第3回の Pick Up the Medicine では、「アセトアミノフェン」を取り上げます。
アセトアミノフェンは解熱・鎮痛薬として広く使用されていますが、第1回のロキソプロフェン錠や第2回のセレコキシブ錠とは異なり、NSAIDs(非ステロイド性抗炎症薬)には分類されません。
NSAIDsは、シクロオキシゲナーゼ(COX)を阻害することでアラキドン酸からのプロスタグランジン産生を抑制し、解熱・鎮痛・抗炎症作用を示します。
一方、アセトアミノフェンは、NSAIDsと比較して抗炎症作用が乏しく、その作用機序はいまだ完全には解明されていません。現時点では、中枢神経系での作用を主として解熱・鎮痛作用を示す一方、末梢作用はほとんど期待できないと考えられています。
薬理作用がすべて明らかになっていないと不安に感じる方もいるかもしれません。しかし、医薬品の承認においては、有効性と安全性が最も重要な評価項目とされています。これらが十分に確認されていれば、詳細な薬理作用が不明確であっても承認されるケースは決して珍しくありません。
アセトアミノフェンは末梢での作用が比較的弱いため、NSAIDsで問題となる副作用のリスクが相対的に低いとされています。第1回のロキソプロフェン錠でも触れたように、NSAIDsでは消化管障害や腎機能への影響などに注意が必要です。アセトアミノフェンではこれらのリスクが比較的低いとされており、臨床現場では、腎機能が低下している患者さんなどで解熱鎮痛薬が必要な場合の選択肢となることがあります(ただし、腎機能への影響が全くないわけではないため注意は必要です)。
その一方で、アセトアミノフェン使用時に特に注意すべき副作用は肝障害です。アセトアミノフェンによる薬剤性肝障害の多くは中毒性肝障害とされ、用量に依存して発生することが知られています。
通常、アセトアミノフェンは主にグルクロン酸抱合および硫酸抱合によって代謝され排泄されますが、一部はCYP2E1により代謝され、活性代謝物である N-acetyl-p-benzoquinone imine(NAPQI)を生成します。このNAPQIは通常、グルタチオンと結合することで無毒化され排泄されます。
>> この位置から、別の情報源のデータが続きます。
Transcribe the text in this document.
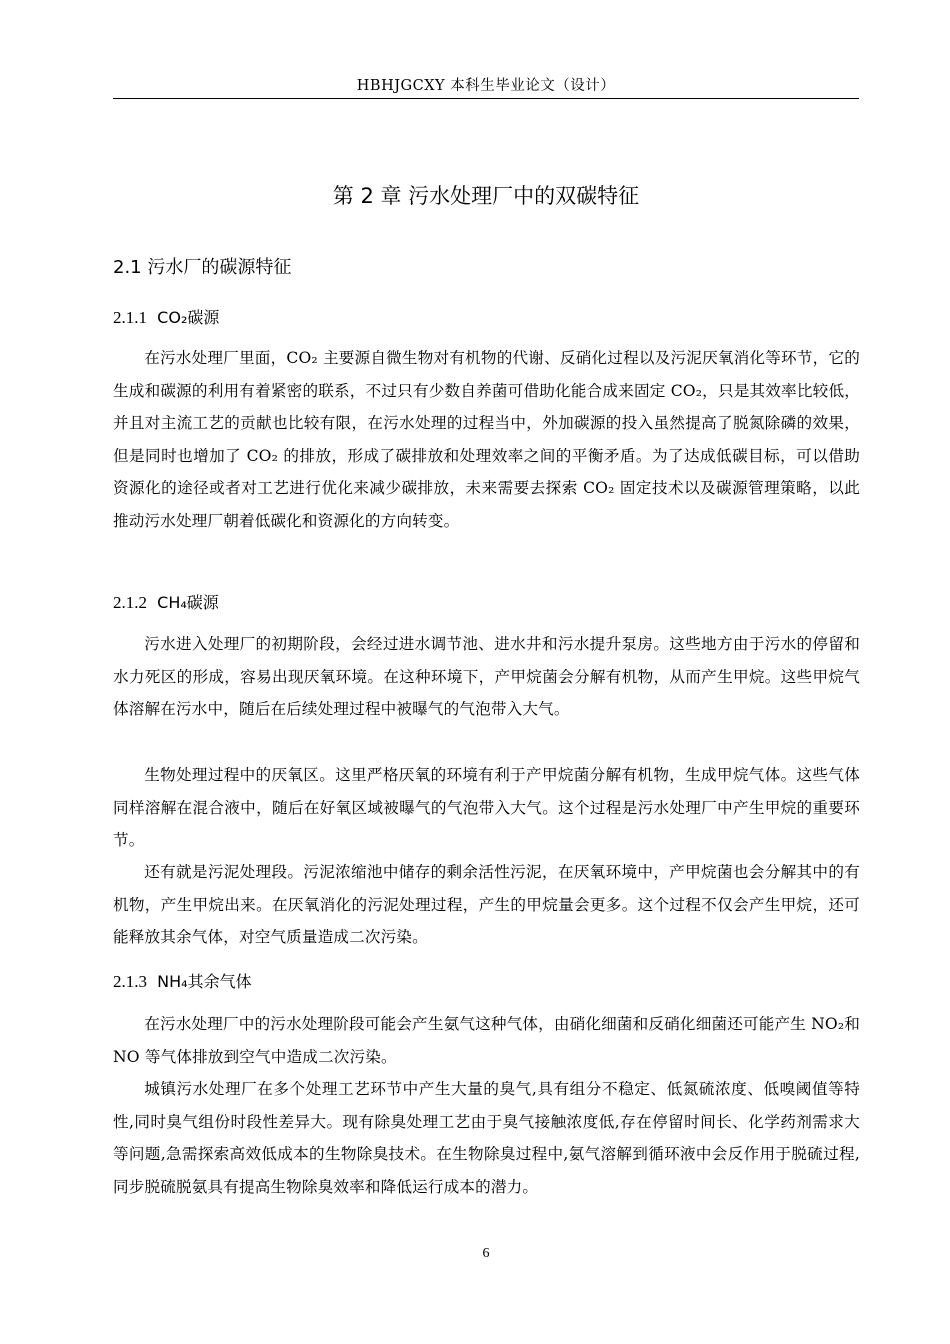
HBHJGCXY 本科生毕业论文（设计）
第 2 章 污水处理厂中的双碳特征
2.1 污水厂的碳源特征
2.1.1 CO₂碳源

在污水处理厂里面，CO₂ 主要源自微生物对有机物的代谢、反硝化过程以及污泥厌氧消化等环节，它的生成和碳源的利用有着紧密的联系，不过只有少数自养菌可借助化能合成来固定 CO₂，只是其效率比较低，并且对主流工艺的贡献也比较有限，在污水处理的过程当中，外加碳源的投入虽然提高了脱氮除磷的效果，但是同时也增加了 CO₂ 的排放，形成了碳排放和处理效率之间的平衡矛盾。为了达成低碳目标，可以借助资源化的途径或者对工艺进行优化来减少碳排放，未来需要去探索 CO₂ 固定技术以及碳源管理策略，以此推动污水处理厂朝着低碳化和资源化的方向转变。

2.1.2 CH₄碳源

污水进入处理厂的初期阶段，会经过进水调节池、进水井和污水提升泵房。这些地方由于污水的停留和水力死区的形成，容易出现厌氧环境。在这种环境下，产甲烷菌会分解有机物，从而产生甲烷。这些甲烷气体溶解在污水中，随后在后续处理过程中被曝气的气泡带入大气。

生物处理过程中的厌氧区。这里严格厌氧的环境有利于产甲烷菌分解有机物，生成甲烷气体。这些气体同样溶解在混合液中，随后在好氧区域被曝气的气泡带入大气。这个过程是污水处理厂中产生甲烷的重要环节。

还有就是污泥处理段。污泥浓缩池中储存的剩余活性污泥，在厌氧环境中，产甲烷菌也会分解其中的有机物，产生甲烷出来。在厌氧消化的污泥处理过程，产生的甲烷量会更多。这个过程不仅会产生甲烷，还可能释放其余气体，对空气质量造成二次污染。

2.1.3 NH₄其余气体

在污水处理厂中的污水处理阶段可能会产生氨气这种气体，由硝化细菌和反硝化细菌还可能产生 NO₂和 NO 等气体排放到空气中造成二次污染。

城镇污水处理厂在多个处理工艺环节中产生大量的臭气,具有组分不稳定、低氮硫浓度、低嗅阈值等特性,同时臭气组份时段性差异大。现有除臭处理工艺由于臭气接触浓度低,存在停留时间长、化学药剂需求大等问题,急需探索高效低成本的生物除臭技术。在生物除臭过程中,氨气溶解到循环液中会反作用于脱硫过程,同步脱硫脱氨具有提高生物除臭效率和降低运行成本的潜力。

6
しかし、過量投与や解毒能の低下など何らか理由によりNAPQIが肝細胞内に蓄積すると、肝障害を引き起こす可能性があります。
医療用医薬品において、成人に対する用量は、通常、1回300~1000mgであり、投与間隔4~6時間以上として1日4000mgを限度に使用されます。ただし、アスピリン喘息の既往を有する場合は、1回300mg以下で使用する旨が添付文書に記載されているため注意しなければなりません。
また、第1回のロキソプロフェン錠や第2回のセレコキシブ錠と異なり、小児に対しても適応があり、小児の解熱鎮痛薬としてもよく使用されています。用量は、体重1kgあたり1回10~15mgとされていますので、小児に処方された場合は必ず体重を確認しなければなりません。注意しましょう。
第3回のPick Up the Medicine。いかがでしたでしょうか。また、次号でお会いしましょう!